Broadside Cinematography
after Eric Yip
In Baraka there is no narrative, no voice over. The world is carved open down to its core, down to the skulls & to the room holding the skulls. In Ali's Wedding he wants to trace his own path. I am sitting in a warm room with my friend & I am telling her about the ache. How my heart keeps banging loud, each fine thread of muscle unravelling slow. I don't say angina. Don't say my breath stalls, & medicals suggest I may have cardiac arteries hardening to rock. In Takva: a Man's Fear of God the man is alone. Unlike me he prays long & believes in his own pristine light. After class, I brunch at an eatery with my friend. We buy soup & outside she makes a joke about how I kept licking & licking till the plate scrubbed clean. I don't say my ache widens. Don't say I'm trying to offer my body whatever it may never have. In Where Do We Go Now Lebanese women push back war. There's a scene where they drug the men with hashish & pastries, & then lift the weapons from around their necks. When they awake it is nothing short of a miracle. Isn't that what I too desire— sitting on this edge of the bed, counting nifedipine & atenolol. When the pills knock me out, I hope I'll awake with a heart steady enough it will be a miracle worth watching on screen.
Duplex for my Father
My heart is fragile like the skin of a pear.

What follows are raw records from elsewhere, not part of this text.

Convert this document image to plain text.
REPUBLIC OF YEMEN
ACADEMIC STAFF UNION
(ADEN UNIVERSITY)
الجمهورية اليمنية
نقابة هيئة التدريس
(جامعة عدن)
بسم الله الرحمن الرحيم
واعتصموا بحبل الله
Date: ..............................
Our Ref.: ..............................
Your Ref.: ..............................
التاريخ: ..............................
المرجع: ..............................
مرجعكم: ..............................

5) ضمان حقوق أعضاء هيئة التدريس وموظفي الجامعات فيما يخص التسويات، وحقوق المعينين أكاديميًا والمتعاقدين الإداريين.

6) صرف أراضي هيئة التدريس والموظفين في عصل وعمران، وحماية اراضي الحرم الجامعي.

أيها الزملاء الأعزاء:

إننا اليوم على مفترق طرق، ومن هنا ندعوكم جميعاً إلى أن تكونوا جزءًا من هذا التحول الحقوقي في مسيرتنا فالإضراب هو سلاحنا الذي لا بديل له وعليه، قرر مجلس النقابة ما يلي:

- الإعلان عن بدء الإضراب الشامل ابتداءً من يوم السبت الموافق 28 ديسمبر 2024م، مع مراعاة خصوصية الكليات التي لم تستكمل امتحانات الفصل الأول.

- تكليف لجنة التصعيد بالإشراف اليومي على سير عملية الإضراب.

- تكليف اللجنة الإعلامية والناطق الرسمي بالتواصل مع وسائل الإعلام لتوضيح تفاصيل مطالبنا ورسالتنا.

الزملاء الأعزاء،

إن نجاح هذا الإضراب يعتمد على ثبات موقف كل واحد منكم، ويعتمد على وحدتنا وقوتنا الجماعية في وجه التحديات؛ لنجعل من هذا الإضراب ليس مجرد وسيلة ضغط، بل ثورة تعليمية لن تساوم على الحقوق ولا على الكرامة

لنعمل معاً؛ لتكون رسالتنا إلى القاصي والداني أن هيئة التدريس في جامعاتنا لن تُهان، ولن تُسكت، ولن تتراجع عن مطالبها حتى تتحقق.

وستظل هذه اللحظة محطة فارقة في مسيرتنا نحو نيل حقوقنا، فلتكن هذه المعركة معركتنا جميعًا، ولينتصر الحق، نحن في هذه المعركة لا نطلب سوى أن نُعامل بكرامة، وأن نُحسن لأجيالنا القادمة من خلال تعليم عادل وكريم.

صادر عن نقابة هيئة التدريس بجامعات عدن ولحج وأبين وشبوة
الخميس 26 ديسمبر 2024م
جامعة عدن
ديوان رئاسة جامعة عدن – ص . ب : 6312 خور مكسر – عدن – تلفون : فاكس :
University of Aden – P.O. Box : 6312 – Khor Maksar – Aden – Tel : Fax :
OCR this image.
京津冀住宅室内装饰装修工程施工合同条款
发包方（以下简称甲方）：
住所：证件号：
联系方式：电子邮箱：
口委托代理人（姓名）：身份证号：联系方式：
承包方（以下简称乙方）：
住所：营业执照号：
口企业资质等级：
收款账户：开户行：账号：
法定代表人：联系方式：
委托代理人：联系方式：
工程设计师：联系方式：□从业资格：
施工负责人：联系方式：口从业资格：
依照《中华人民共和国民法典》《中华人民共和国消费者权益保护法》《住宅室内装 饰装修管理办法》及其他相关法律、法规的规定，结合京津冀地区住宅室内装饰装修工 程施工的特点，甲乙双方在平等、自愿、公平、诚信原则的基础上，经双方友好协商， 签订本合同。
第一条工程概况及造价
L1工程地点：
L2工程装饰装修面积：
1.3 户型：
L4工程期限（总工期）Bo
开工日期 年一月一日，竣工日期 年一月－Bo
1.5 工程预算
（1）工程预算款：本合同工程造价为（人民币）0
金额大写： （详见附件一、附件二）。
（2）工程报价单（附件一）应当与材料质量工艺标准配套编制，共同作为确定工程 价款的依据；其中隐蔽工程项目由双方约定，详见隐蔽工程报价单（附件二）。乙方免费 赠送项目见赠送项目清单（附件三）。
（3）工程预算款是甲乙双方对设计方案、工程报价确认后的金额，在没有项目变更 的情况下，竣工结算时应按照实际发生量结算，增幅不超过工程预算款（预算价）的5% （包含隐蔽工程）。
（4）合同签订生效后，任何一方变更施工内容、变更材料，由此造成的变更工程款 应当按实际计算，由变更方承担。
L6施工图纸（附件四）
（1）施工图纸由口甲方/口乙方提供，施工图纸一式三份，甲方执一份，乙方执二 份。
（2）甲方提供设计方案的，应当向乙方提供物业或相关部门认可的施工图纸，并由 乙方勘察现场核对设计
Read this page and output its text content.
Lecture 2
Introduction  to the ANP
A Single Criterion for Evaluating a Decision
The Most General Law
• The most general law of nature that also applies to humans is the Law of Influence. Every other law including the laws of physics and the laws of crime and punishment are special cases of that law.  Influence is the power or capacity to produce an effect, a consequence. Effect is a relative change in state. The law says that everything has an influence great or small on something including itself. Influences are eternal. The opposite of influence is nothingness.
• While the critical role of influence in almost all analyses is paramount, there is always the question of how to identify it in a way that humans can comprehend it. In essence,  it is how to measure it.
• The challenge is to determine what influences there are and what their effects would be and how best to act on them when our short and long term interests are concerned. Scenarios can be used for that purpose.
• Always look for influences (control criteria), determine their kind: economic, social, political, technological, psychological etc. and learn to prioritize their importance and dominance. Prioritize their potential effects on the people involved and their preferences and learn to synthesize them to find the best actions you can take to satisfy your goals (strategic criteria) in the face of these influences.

A room on fire, every doorframe leaking ash.
Like a god, he made the door leak its own ash.
My father phones to ask when will you be back?
When will you be back, he phones but never asks.
I carry his love like a scar beneath my neck.
A scar, beneath my neck, how is that his love?
Once I thought Asclepius was the god of health.
Then he built a heart & a god was made.
Breathe, Doc says, what you have is angina.
When I phone my father, I don’t mention I have angina.
Even in my body, the wreckage begins in the chest.